Kırık bank hâlen yerinde duruyor mu bilmiyoruz. Belki de çevre düzenlemesinde yerine yenisini yerleştirmişlerdir. “Kim kırdı, neden kırdı, nasıl ve ne zaman kırıldı?” gibi soruların cevaplarından sıyrılıp varlık deryasında daha müspet bir yere konumlandığını ifade edebiliriz. Yaşam yolunun bir kesitinde geleceğe hazırlanan üniversite öğrencileri için sadece oturmaya yarayan bir eşya olmadığını, bilakis yoldaki işaretlerden biri olduğunu hissettirdi. Eşya ne kadar yer ve biçim değiştirmeye müsaitse insan da aynı şekilde yer ve biçim değiştirmeye müsait. Tabiatın cilvesidir bu. Tek farkla ki insan bu değişimi, özne-nesne ilişkisini, sahip olduğu yetenek ve enerjiyle aslına uygun kılabilir. Varlık aynasına dikkatle bakıp adalet ve merhametin birbirini tamamlayan iki ilahi lütuf olduğunu kavrayarak değişimi manevi bir olgunluğa çevirebilir.
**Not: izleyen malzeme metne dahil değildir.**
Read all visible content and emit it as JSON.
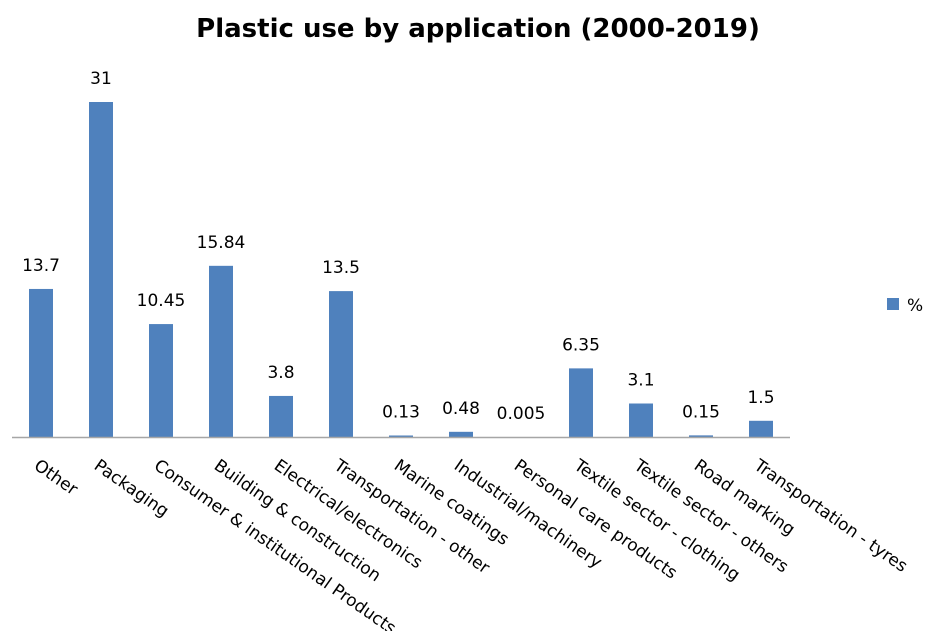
{
  "chart_data": {
    "type": "bar",
    "title": "Plastic use by application (2000-2019)",
    "categories": [
      "Other",
      "Packaging",
      "Consumer & institutional Products",
      "Building & construction",
      "Electrical/electronics",
      "Transportation - other",
      "Marine coatings",
      "Industrial/machinery",
      "Personal care products",
      "Textile sector - clothing",
      "Textile sector - others",
      "Road marking",
      "Transportation - tyres"
    ],
    "series": [
      {
        "name": "%",
        "values": [
          13.7,
          31,
          10.45,
          15.84,
          3.8,
          13.5,
          0.13,
          0.48,
          0.005,
          6.35,
          3.1,
          0.15,
          1.5
        ],
        "labels": [
          "13.7",
          "31",
          "10.45",
          "15.84",
          "3.8",
          "13.5",
          "0.13",
          "0.48",
          "0.005",
          "6.35",
          "3.1",
          "0.15",
          "1.5"
        ],
        "color": "#4f81bd"
      }
    ],
    "ylim": [
      0,
      31
    ],
    "grid": false,
    "legend_position": "right"
  }
}
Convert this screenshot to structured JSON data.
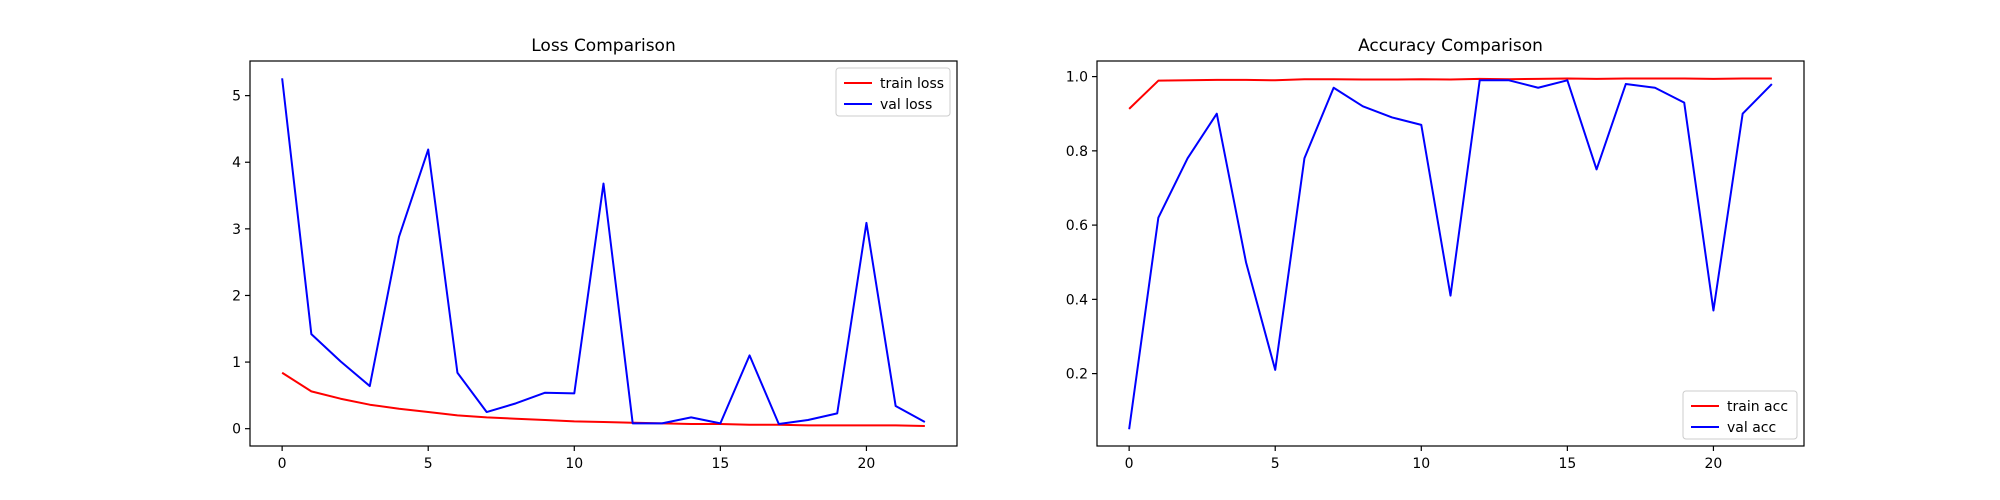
{
  "chart_data": [
    {
      "type": "line",
      "title": "Loss Comparison",
      "xlabel": "",
      "ylabel": "",
      "xlim": [
        -1.1,
        23.1
      ],
      "ylim": [
        -0.26,
        5.52
      ],
      "xticks": [
        0,
        5,
        10,
        15,
        20
      ],
      "yticks": [
        0,
        1,
        2,
        3,
        4,
        5
      ],
      "grid": false,
      "legend": "top-right",
      "x": [
        0,
        1,
        2,
        3,
        4,
        5,
        6,
        7,
        8,
        9,
        10,
        11,
        12,
        13,
        14,
        15,
        16,
        17,
        18,
        19,
        20,
        21,
        22
      ],
      "series": [
        {
          "name": "train loss",
          "color": "#ff0000",
          "values": [
            0.84,
            0.56,
            0.45,
            0.36,
            0.3,
            0.25,
            0.2,
            0.17,
            0.15,
            0.13,
            0.11,
            0.1,
            0.09,
            0.08,
            0.07,
            0.07,
            0.06,
            0.06,
            0.05,
            0.05,
            0.05,
            0.05,
            0.04
          ]
        },
        {
          "name": "val loss",
          "color": "#0000ff",
          "values": [
            5.26,
            1.42,
            1.01,
            0.64,
            2.88,
            4.19,
            0.84,
            0.25,
            0.38,
            0.54,
            0.53,
            3.68,
            0.08,
            0.08,
            0.17,
            0.08,
            1.1,
            0.07,
            0.13,
            0.23,
            3.09,
            0.34,
            0.1
          ]
        }
      ]
    },
    {
      "type": "line",
      "title": "Accuracy Comparison",
      "xlabel": "",
      "ylabel": "",
      "xlim": [
        -1.1,
        23.1
      ],
      "ylim": [
        0.005,
        1.042
      ],
      "xticks": [
        0,
        5,
        10,
        15,
        20
      ],
      "yticks": [
        0.2,
        0.4,
        0.6,
        0.8,
        1.0
      ],
      "grid": false,
      "legend": "bottom-right",
      "x": [
        0,
        1,
        2,
        3,
        4,
        5,
        6,
        7,
        8,
        9,
        10,
        11,
        12,
        13,
        14,
        15,
        16,
        17,
        18,
        19,
        20,
        21,
        22
      ],
      "series": [
        {
          "name": "train acc",
          "color": "#ff0000",
          "values": [
            0.913,
            0.989,
            0.99,
            0.991,
            0.991,
            0.99,
            0.993,
            0.993,
            0.992,
            0.992,
            0.993,
            0.992,
            0.994,
            0.993,
            0.994,
            0.995,
            0.994,
            0.995,
            0.995,
            0.995,
            0.994,
            0.995,
            0.995
          ]
        },
        {
          "name": "val acc",
          "color": "#0000ff",
          "values": [
            0.05,
            0.62,
            0.78,
            0.9,
            0.5,
            0.21,
            0.78,
            0.97,
            0.92,
            0.89,
            0.87,
            0.41,
            0.99,
            0.99,
            0.97,
            0.99,
            0.75,
            0.98,
            0.97,
            0.93,
            0.37,
            0.9,
            0.98
          ]
        }
      ]
    }
  ]
}
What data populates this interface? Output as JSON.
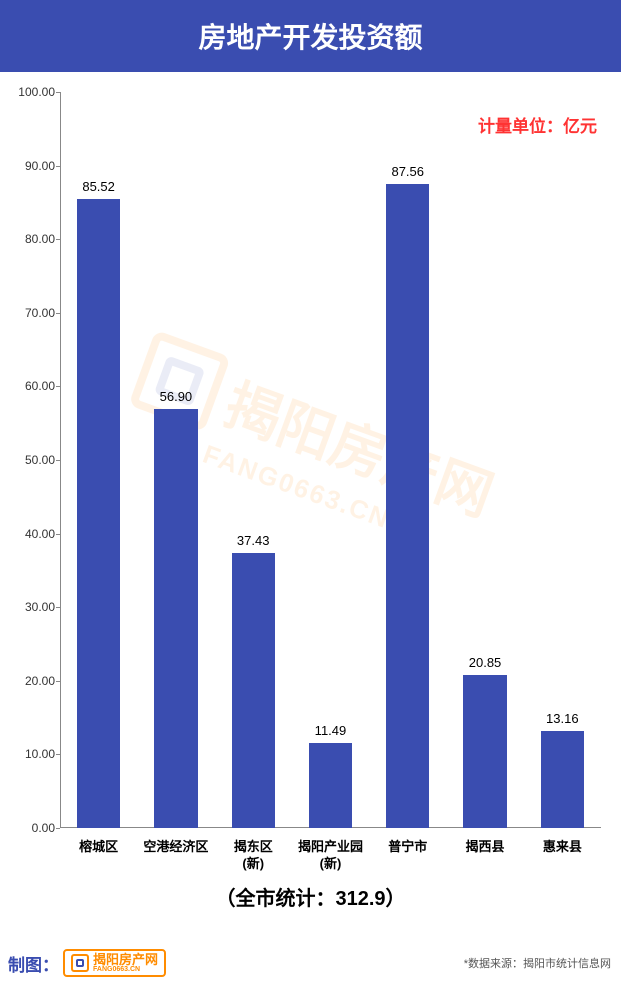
{
  "header": {
    "title": "房地产开发投资额",
    "background_color": "#3a4db0",
    "text_color": "#ffffff",
    "font_size": 28
  },
  "chart": {
    "type": "bar",
    "unit_label": "计量单位：亿元",
    "unit_label_color": "#ff3333",
    "categories": [
      "榕城区",
      "空港经济区",
      "揭东区\n(新)",
      "揭阳产业园\n(新)",
      "普宁市",
      "揭西县",
      "惠来县"
    ],
    "values": [
      85.52,
      56.9,
      37.43,
      11.49,
      87.56,
      20.85,
      13.16
    ],
    "value_labels": [
      "85.52",
      "56.90",
      "37.43",
      "11.49",
      "87.56",
      "20.85",
      "13.16"
    ],
    "bar_color": "#3a4db0",
    "ylim": [
      0,
      100
    ],
    "ytick_step": 10,
    "ytick_labels": [
      "0.00",
      "10.00",
      "20.00",
      "30.00",
      "40.00",
      "50.00",
      "60.00",
      "70.00",
      "80.00",
      "90.00",
      "100.00"
    ],
    "background_color": "#ffffff",
    "axis_color": "#888888",
    "label_fontsize": 13,
    "value_fontsize": 13,
    "bar_width_ratio": 0.56
  },
  "total": {
    "text": "（全市统计：312.9）"
  },
  "footer": {
    "credit_prefix": "制图：",
    "credit_color": "#3a4db0",
    "logo_text": "揭阳房产网",
    "logo_sub": "FANG0663.CN",
    "data_source": "*数据来源：揭阳市统计信息网"
  },
  "watermark": {
    "text": "揭阳房产网",
    "sub": "FANG0663.CN"
  }
}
Bazen kırılmak iyileşmek veya daha iyi olmak için bir fırsattır. Öyle ya, hareket sükûnla sükûn da hareketle anlam kazanır. Varlığın iyileşme yazgısı hiç bitmez. Sen bütün kırıklıklarını tedavi etmiş olabilirsin. Hem de kırılan bir eşyayı fark edebilecek kadar iyisindir. Çünkü karamsarlığın girdabına kapılmadın. Varlığa rahmet nazarıyla baktın. Artık içinde çok yüce bir enerji var. Ömür boyunca hayattaki bütün yaraları sarabilir, dertlere deva olabilirsin. Sardıkça, çare oldukça ruhun, ufkun ve yolun genişleyecek. Eşyayı rahmet kılan Hak yolunu açık etsin.